How to Actually Test It
The float test doesn't work — here is what does.
The float test has been all over social media for years: drop a strand in water, floating means low porosity, sinking means high. This is inaccurate. Surface tension — not porosity — determines whether hair floats. A single lightweight strand will float gently regardless, and dry hair is buoyant in water. The test gives false readings. Skip it.
The spray test is more reliable: mist a small section of dry, product-free hair with water. If the water beads up and sits on the surface → low porosity. If it absorbs almost instantly → high porosity. If it absorbs within a few seconds, not immediately → medium. This is behaviour-based, which is what actually matters.
The drying time test: after washing, note how long your hair takes to air dry. Very slow (3+ hours) → low porosity. Fast (under an hour) → high porosity. In between → medium. If you already know your drying time, you may already know your porosity.
What to Do With the Answer
Three different porosity types — three different product strategies.
Products sit on the surface rather than absorbing. The strategy is to open the cuticle temporarily to let moisture in: warm water rather than cold, pre-warming oils in your hands before applying, and applying products to slightly damp hair rather than dry. Low porosity works best with lightweight humectants, light emollients, and occasional clarifying shampoo to remove product buildup. Avoid heavy butters and thick oils — they coat without penetrating. Protein treatments tend to make low porosity hair feel stiff, so use sparingly if at all.
The most forgiving category. Most products are designed for medium porosity, which is why people with medium porosity hair tend to have fewer product frustrations. Regular moisturising and occasional deep conditioning is enough. The main risk is shifting toward high porosity through repeated damage — bleaching, heat styling, and chemical processing can raise the cuticle over time. The better maintained your medium porosity hair is, the longer it stays that way.
Absorbs everything immediately but loses moisture just as fast — which is why high porosity hair feels perpetually dry and frizzy despite constant product use. The strategy is to layer: humectant to draw moisture in, cream to provide moisture, then oil or butter to seal it in and slow evaporation. High porosity benefits from protein treatments approximately every two weeks to fill microscopic gaps in the cuticle, and rich conditioners with ceramides. In humid weather, use anti-humectant stylers on top — without a sealant, the humectant draws external humidity into an already-open cuticle, making frizz worse.
The carrier oil article covered which oils penetrate and which don't. Porosity changes the application strategy.

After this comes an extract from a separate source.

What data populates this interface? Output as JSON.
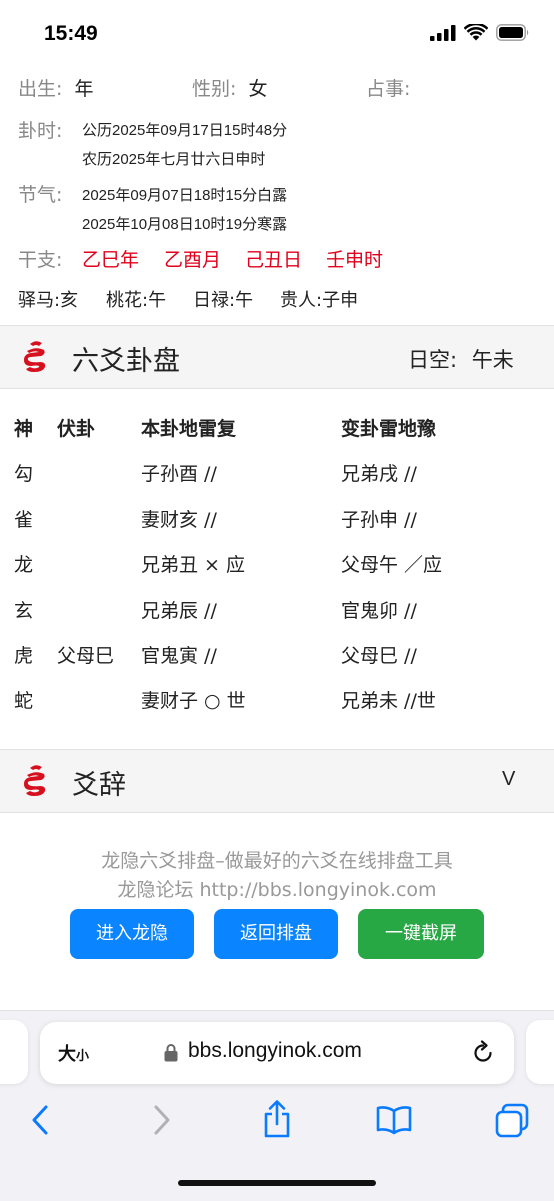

Low porosity: Apply oil to slightly damp hair. The four-minute scalp massage generates warmth that temporarily opens the cuticle, improving penetration. Use lighter oils like jojoba.
High porosity: The pre-wash oil is particularly valuable as a protective barrier before shampooing. Open cuticles absorb hard water minerals, chlorine, and detergent more aggressively — a coating of coconut oil before washing significantly limits that absorption.
The most useful thing to take from this.
Porosity isn't fixed forever. Medium porosity becomes high with enough bleaching and heat. High porosity improves gradually with consistent protein treatments and gentle care. Low porosity doesn't change much genetically — but the way you apply products (warm water, lighter formulas, damp hair) makes more difference than which product you're using.
If you've been frustrated by products not delivering what they promised, identifying your porosity and adjusting your approach will likely make more difference than switching to another formula. The product isn't always the problem. The match between the product and your hair's actual absorption behaviour usually is.
The match between the product and your porosity is.